Borough council kills new sprinkler requirement
Vote driven by concerns over stifling downtown redevelopment
Concerns raised about the impact proposed new sprinkler requirements would have on redeveloping older buildings in town moved council to remove it from a package of fire code updates it voted May 14 to advertise.
Instead, the requirement for installing a sprinkler system in an existing building when the use changes will remain where it is today — 12,000 square feet.
Fire Chief Michael Lessar Jr., who had proposed the changes, but said he is “OK” with council’s decision, said the average downtown building along High Street is 6,000 to 7,000 square feet.
Last week, Peggy LeeClark, director of Pottstown Area Industrial Development, told council she was concerned the cost of the new rules Lessar was proposing could stifle enthusiasm for redeveloping older downtown buildings scare away investors.

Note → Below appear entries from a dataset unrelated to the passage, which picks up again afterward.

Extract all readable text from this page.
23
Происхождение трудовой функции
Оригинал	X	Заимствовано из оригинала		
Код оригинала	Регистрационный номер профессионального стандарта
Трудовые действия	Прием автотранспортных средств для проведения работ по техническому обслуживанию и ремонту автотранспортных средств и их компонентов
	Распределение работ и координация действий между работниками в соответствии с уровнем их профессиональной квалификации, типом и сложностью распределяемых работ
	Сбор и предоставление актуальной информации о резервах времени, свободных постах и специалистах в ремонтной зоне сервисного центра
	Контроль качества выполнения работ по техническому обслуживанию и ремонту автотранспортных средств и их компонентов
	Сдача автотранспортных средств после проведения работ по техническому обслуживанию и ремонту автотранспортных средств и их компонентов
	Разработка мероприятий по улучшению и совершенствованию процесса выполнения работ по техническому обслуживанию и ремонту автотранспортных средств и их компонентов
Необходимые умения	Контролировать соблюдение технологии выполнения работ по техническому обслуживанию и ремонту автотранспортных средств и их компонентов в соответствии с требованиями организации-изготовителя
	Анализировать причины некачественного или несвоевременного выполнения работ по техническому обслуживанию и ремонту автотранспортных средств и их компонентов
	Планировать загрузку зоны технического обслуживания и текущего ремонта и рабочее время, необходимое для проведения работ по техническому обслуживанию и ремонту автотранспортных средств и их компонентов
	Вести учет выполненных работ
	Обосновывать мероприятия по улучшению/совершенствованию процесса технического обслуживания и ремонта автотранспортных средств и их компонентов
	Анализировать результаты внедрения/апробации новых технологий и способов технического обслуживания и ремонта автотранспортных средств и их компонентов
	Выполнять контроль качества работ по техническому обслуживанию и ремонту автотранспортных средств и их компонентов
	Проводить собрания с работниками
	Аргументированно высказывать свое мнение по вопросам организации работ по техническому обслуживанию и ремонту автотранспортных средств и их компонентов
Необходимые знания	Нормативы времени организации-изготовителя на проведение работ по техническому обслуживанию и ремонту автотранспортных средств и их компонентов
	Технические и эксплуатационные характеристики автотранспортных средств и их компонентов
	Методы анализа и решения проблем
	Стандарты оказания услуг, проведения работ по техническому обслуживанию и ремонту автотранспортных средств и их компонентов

Last night, former councilwoman Sheryl Miller and activist Thomas Hylton added their voices to Lee-Clark’s.
Calling sprinkler systems “an onerous requirement” for investors when facing the already daunting task of the costs and codes hurdles involved in renovating vintage buildings, Hylton said “now tell an investor he has to put a sprinkler system in, well it’s just not going to happen.”

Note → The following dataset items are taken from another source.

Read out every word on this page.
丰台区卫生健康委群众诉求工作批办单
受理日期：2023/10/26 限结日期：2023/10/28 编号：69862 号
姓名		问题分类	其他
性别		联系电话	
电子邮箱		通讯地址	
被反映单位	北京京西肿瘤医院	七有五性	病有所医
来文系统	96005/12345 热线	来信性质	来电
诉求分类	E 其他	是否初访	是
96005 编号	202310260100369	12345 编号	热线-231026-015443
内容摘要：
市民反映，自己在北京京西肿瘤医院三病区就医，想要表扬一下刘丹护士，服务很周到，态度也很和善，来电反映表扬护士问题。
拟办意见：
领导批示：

Their’s were not the only objections.
Both Councilman Ryan Procsal and Council President Dan Weand said they had received calls and heard from constituents over the weekend voicing similar concerns.
“I don’t want to inhibit any work on High Street,” Procsal said.
And although he could not be at May 14’s meeting, Councilman Joe Kirkland asked Weand to read a letter proposing that the matter be tabled so a committee could take a closer look at it and get a better handle on its potential impacts.
“I proposed we take the advice of our Main Street Manager and take a closer look at this,” Kirkland wrote.
Instead, council moved the ordinance forward for advertisement, but removed the more restrictive sprinkler rules for existing buildings Lessar had proposed.
The advertisement will now alert the public to an ordinance that contains Lessar’s other suggestions, “verified fire protection providers;” requirement for a “cloud-based” data system to report fire alarm or sprinkler systems that may be malfunctioning and more extensive requirements for fire alarm systems.
“I don’t want to inhibit any work on High Street.”